Amazing Blue Striped Lake Michigan Icebergs? Real or Urban Legend?

How cold has it been on Lake Michigan this year? So cold, some people say, that the waves freeze in mid-air to create the most beautiful icebergs you’ll ever lay eyes on. Really?

Sorry to disappoint, but this photo wasn't taken on Lake Michigan, according to snopes.com and other myth-busting sites.
Sorry to disappoint, but this photo wasn't taken on Lake Michigan, according to snopes.com and other myth-busting sites.

This is one of those stories we wish were true, because the pictures going viral on social media that claim to be “amazing blue striped Lake Michigan icebergs” are jaw-dropping, flat-out stunning.

We hate to be a spoilsport. We really do. But they’re fake.

Well, not fake, but not from Lake Michigan, either, says the urban-legend-busting site snopes.com.

“The water froze the instant the wave broke through the ice,” the story goes. “That's what it is like in Lake Michigan where it is the coldest weather in decades. Water freezes the instant it comes in contact with the air …”


The pictures may be real, Snopes allows, but they weren’t taken on Lake Michigan.

Here are the deets:

“Icebergs in the Antarctic area sometimes have stripes, formed by layers of snow that react to different conditions.
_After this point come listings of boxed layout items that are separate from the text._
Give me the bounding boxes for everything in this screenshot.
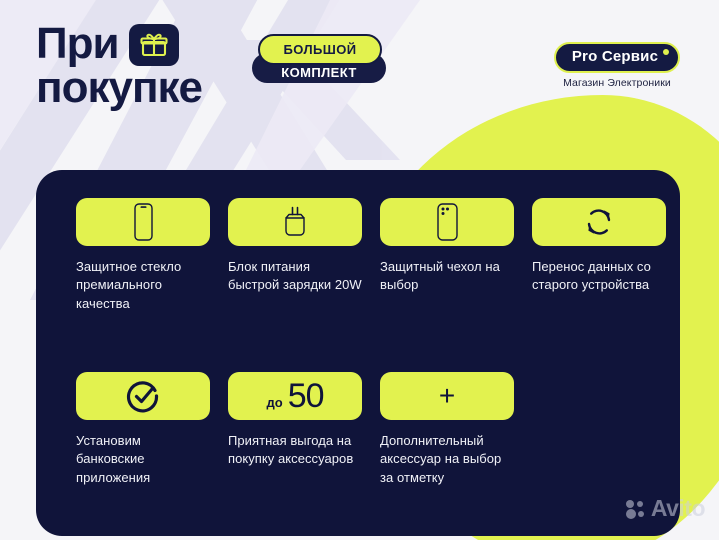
feature-item: Установим банковские приложения: [76, 372, 210, 487]
feature-item: до 50 Приятная выгода на покупку аксессу…: [228, 372, 362, 487]
avito-label: Avito: [651, 495, 705, 522]
discount-prefix: до: [266, 395, 282, 410]
feature-caption: Защитное стекло премиального качества: [76, 258, 210, 313]
logo-subtitle: Магазин Электроники: [537, 77, 697, 89]
feature-caption: Приятная выгода на покупку аксессуаров: [228, 432, 362, 469]
sync-arrows-icon: [583, 207, 615, 237]
banner-header: При покупке КОМПЛЕКТ БОЛЬШОЙ Pro: [0, 0, 719, 170]
feature-caption: Установим банковские приложения: [76, 432, 210, 487]
avito-logo-icon: [626, 500, 646, 518]
feature-item: Защитный чехол на выбор: [380, 198, 514, 313]
brand-logo: Pro Сервис Магазин Электроники: [537, 42, 697, 89]
feature-item: Блок питания быстрой зарядки 20W: [228, 198, 362, 313]
power-adapter-icon: [280, 205, 310, 239]
discount-number: до 50: [266, 379, 323, 413]
promo-badges: КОМПЛЕКТ БОЛЬШОЙ: [252, 34, 392, 106]
logo-pill: Pro Сервис: [554, 42, 680, 73]
features-card: Защитное стекло премиального качества Бл…: [36, 170, 680, 536]
discount-value: 50: [288, 379, 324, 413]
feature-item: Перенос данных со старого устройства: [532, 198, 666, 313]
phone-screen-icon: [134, 203, 153, 241]
feature-item-empty: [532, 372, 666, 487]
feature-tile: [228, 198, 362, 246]
features-row-1: Защитное стекло премиального качества Бл…: [76, 198, 658, 313]
feature-caption: Перенос данных со старого устройства: [532, 258, 666, 295]
page-title: При покупке: [36, 22, 266, 109]
phone-case-icon: [437, 203, 458, 241]
plus-icon: +: [439, 382, 455, 410]
feature-tile: до 50: [228, 372, 362, 420]
feature-tile: +: [380, 372, 514, 420]
feature-tile: [76, 198, 210, 246]
feature-tile: [380, 198, 514, 246]
feature-tile: [76, 372, 210, 420]
logo-dot-icon: [663, 49, 669, 55]
feature-item: Защитное стекло премиального качества: [76, 198, 210, 313]
features-row-2: Установим банковские приложения до 50 Пр…: [76, 372, 658, 487]
badge-bolshoy: БОЛЬШОЙ: [258, 34, 382, 65]
feature-item: + Дополнительный аксессуар на выбор за о…: [380, 372, 514, 487]
feature-caption: Защитный чехол на выбор: [380, 258, 514, 295]
feature-caption: Блок питания быстрой зарядки 20W: [228, 258, 362, 295]
headline-line-1: При: [36, 22, 119, 65]
banner-stage: При покупке КОМПЛЕКТ БОЛЬШОЙ Pro: [0, 0, 719, 540]
logo-name: Pro Сервис: [572, 48, 658, 65]
headline-line-2: покупке: [36, 66, 266, 109]
feature-tile: [532, 198, 666, 246]
check-circle-icon: [126, 379, 160, 413]
gift-icon: [129, 24, 179, 66]
feature-caption: Дополнительный аксессуар на выбор за отм…: [380, 432, 514, 487]
avito-watermark: Avito: [626, 495, 705, 522]
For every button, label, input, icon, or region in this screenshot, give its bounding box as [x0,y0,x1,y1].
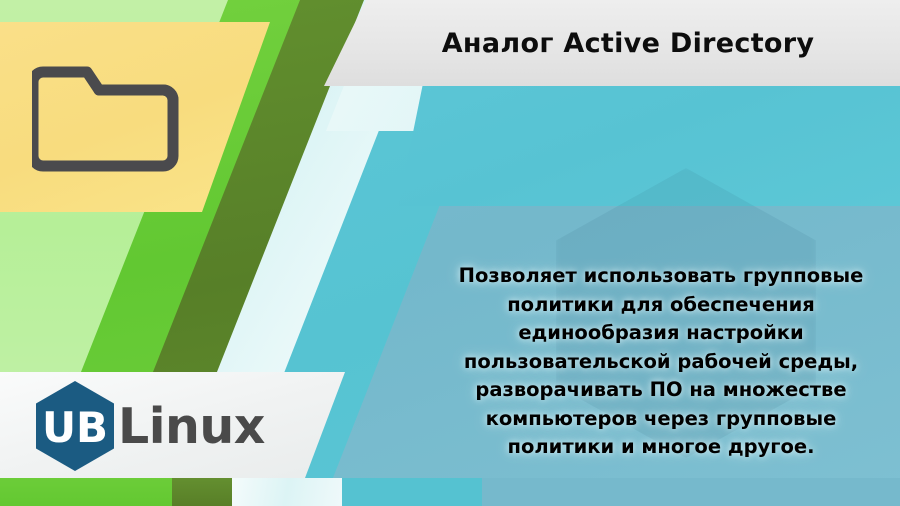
presentation-slide: Аналог Active Directory Позволяет исполь… [0,0,900,506]
slide-body-text: Позволяет использовать групповые политик… [452,262,870,462]
bottom-stripe-teal-muted [482,478,900,506]
brand-logo: UB Linux [34,380,265,472]
brand-name: Linux [118,402,265,451]
bottom-stripe-teal [342,478,482,506]
bottom-stripe-dark-green [172,478,232,506]
svg-text:UB: UB [42,403,108,452]
folder-icon [32,52,184,176]
bottom-stripe-pale-cyan [232,478,342,506]
page-title: Аналог Active Directory [378,0,878,86]
bottom-stripe-green [0,478,172,506]
bottom-stripe-group [0,478,900,506]
ub-hexagon-icon: UB [34,380,116,472]
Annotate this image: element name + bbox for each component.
Blue stripes are often created when a crevice in the ice sheet fills up with melt water and freezes so quickly that no bubbles form. When an iceberg falls into the sea, a layer of salty seawater can freeze to the underside. If this is rich in algae, it can form a green stripe. Brown, black and yellow lines are caused by sediment, picked up when the ice sheet grinds downhill towards the sea.”

Not that this hasn’t been a harsh, cold winter and the ice coveing the Great Lakes doesn’t deserve a hundred or so ZIP codes of its own.

The cold that made us shake our fists and curse Skiron and the back-to-back-to-back-to-back Polar Vortexes he blew in did create a near record ice cover on the Great Lakes, but not a record, the Detroit Free Press reports.

There’s more ice than anyone’s seen in decades on the Lakes – 92.2 percent at the the peak on March 6 this winter, just shy of the record 94.7 percent in 1979.
sue kramer March 29, 2014 at 08:53 AM
We were fortunate to see the Ice Caves off Leelanau in mid February and they are stunning. Google: ice caves leelanau and you will see some beautiful pictures that are for real !
Tom Baker March 29, 2014 at 11:07 AM
The reason Ice turns blue is because of the lack of Oxygen.
Denise Nash March 29, 2014 at 12:33 PM
Duh, the narrative says "Antarctica" in the first sentence! But yes, it was very cold on all the great lakes this year. So cold that Bald Eagles were spotted on the Detroit River!